When the door opened, I kept my eyes on the TV. I didn't let on that I was excited to see him. That was something he didn't deserve to see yet. Obviously, he was making efforts and being better, but I still had to keep some of my guards up.

"Hey, Angelina. More reality shows?"

"I crave reality. Because I live in a fictional world."

He didn't respond to that. I was really proud of that sentence. It was probably why I was really watching a reality show. Ironic because reality shows were super fake. But still, I would be choosing that over watching a fictional show like most things on Netflix. "Do you think you can pull yourself away from that for a bit because I want to take you ring shopping?"

Butterflies in my chest dispersed. I knew they weren't real, but mentally I told them to all chill-out. Because what did he really mean by that? Why was this man taking me ring shopping when our relationship was completely fake? But whatever, I would go with the flow. "Ring shopping? Why don't you just give me an old fake ring?"
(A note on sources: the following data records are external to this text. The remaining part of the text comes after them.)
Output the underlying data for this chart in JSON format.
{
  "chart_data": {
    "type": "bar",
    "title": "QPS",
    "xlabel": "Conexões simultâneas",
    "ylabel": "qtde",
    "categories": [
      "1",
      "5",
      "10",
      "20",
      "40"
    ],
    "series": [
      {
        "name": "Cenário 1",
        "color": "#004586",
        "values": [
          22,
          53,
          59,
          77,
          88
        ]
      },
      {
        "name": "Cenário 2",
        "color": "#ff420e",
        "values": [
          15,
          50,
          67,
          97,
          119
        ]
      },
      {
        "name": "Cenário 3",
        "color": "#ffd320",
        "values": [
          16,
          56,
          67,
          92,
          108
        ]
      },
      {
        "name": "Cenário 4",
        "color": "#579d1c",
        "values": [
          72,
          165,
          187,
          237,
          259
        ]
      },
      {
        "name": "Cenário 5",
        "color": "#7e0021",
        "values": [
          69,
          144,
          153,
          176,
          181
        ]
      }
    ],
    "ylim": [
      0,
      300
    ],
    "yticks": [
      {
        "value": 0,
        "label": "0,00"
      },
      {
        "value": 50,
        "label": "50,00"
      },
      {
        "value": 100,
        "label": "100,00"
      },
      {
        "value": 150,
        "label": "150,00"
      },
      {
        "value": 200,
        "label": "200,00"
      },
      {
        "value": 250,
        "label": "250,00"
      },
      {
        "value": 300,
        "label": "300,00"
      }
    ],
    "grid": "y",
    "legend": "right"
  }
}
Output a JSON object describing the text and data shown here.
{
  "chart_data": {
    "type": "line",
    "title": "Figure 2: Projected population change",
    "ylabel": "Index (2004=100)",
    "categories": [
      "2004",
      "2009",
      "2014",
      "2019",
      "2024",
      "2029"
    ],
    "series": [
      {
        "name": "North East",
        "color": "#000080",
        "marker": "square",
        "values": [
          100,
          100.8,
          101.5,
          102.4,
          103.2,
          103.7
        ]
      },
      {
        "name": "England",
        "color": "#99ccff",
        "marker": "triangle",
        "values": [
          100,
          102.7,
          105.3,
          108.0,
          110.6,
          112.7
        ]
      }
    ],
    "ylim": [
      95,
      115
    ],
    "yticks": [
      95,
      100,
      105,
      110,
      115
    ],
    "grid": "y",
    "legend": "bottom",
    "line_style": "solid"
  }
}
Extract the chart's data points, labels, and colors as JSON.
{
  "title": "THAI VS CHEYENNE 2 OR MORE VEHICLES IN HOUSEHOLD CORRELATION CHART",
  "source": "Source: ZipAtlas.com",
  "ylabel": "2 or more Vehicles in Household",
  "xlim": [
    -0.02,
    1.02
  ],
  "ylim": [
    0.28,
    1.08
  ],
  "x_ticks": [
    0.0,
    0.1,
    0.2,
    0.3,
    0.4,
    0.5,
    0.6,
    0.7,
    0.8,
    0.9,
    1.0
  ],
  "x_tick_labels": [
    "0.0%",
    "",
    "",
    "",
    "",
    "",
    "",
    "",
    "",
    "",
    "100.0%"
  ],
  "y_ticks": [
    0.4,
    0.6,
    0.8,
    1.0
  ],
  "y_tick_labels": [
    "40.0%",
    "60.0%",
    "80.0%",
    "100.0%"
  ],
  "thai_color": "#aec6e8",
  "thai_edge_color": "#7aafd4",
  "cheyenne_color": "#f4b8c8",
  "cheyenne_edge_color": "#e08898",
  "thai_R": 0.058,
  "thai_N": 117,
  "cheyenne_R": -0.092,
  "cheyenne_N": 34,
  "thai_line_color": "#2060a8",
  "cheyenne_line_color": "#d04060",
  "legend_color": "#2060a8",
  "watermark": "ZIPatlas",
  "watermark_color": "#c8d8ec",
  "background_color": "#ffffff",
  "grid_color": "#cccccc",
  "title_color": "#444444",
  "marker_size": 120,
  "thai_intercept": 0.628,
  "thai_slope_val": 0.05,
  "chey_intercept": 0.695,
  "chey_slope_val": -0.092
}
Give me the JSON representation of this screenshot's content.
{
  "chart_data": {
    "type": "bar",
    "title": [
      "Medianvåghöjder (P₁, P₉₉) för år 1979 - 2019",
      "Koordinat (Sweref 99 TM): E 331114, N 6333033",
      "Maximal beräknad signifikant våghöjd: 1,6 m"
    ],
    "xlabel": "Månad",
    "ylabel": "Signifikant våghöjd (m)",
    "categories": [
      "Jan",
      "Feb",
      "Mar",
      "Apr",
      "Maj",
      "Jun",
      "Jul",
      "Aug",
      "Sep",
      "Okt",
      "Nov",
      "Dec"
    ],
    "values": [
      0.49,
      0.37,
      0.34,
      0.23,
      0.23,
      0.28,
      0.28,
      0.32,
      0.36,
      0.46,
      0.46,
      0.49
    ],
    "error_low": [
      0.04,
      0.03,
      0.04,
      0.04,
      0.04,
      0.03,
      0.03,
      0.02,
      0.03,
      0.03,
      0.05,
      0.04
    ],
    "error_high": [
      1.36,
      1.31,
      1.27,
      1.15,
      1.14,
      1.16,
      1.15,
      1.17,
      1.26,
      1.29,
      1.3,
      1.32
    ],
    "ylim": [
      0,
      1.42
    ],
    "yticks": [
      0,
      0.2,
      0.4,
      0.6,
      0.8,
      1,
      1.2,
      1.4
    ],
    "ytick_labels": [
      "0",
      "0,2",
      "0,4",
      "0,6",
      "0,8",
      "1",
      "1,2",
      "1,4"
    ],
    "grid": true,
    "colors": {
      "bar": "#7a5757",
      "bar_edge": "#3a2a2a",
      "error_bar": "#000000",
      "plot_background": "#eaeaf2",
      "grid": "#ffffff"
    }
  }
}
He walked over and stood before the TV. "Because everything needs to be authentic. I arranged for us to go secretly so no one could see me getting you the ring. Because, after all, we're supposed to already be engaged. You're lucky my father didn’t look at your finger."

"That's a woman thing to do. Men don't think of things like that. I'm surprised you're thinking of this right now."

He gave me a sarcastic laugh, and it turned me on. “I’m not just a brute or whatever you think of me as. I have common sense.”

I raised an eyebrow while questions sauntered across my brain. The biggest one that did was, “Okay then, what jewelry store are you taking me to?”

He stood there with pursed lips. “Taking you to. I’m not taking you there. We’re just going to pick up a ring.”

That same eyebrow from before raised itself. Why did he always have to pull back on what he gave me? It was always hot and cold with him. “Yeah? Well, when you put it like that, it sounds like you already have something picked out.”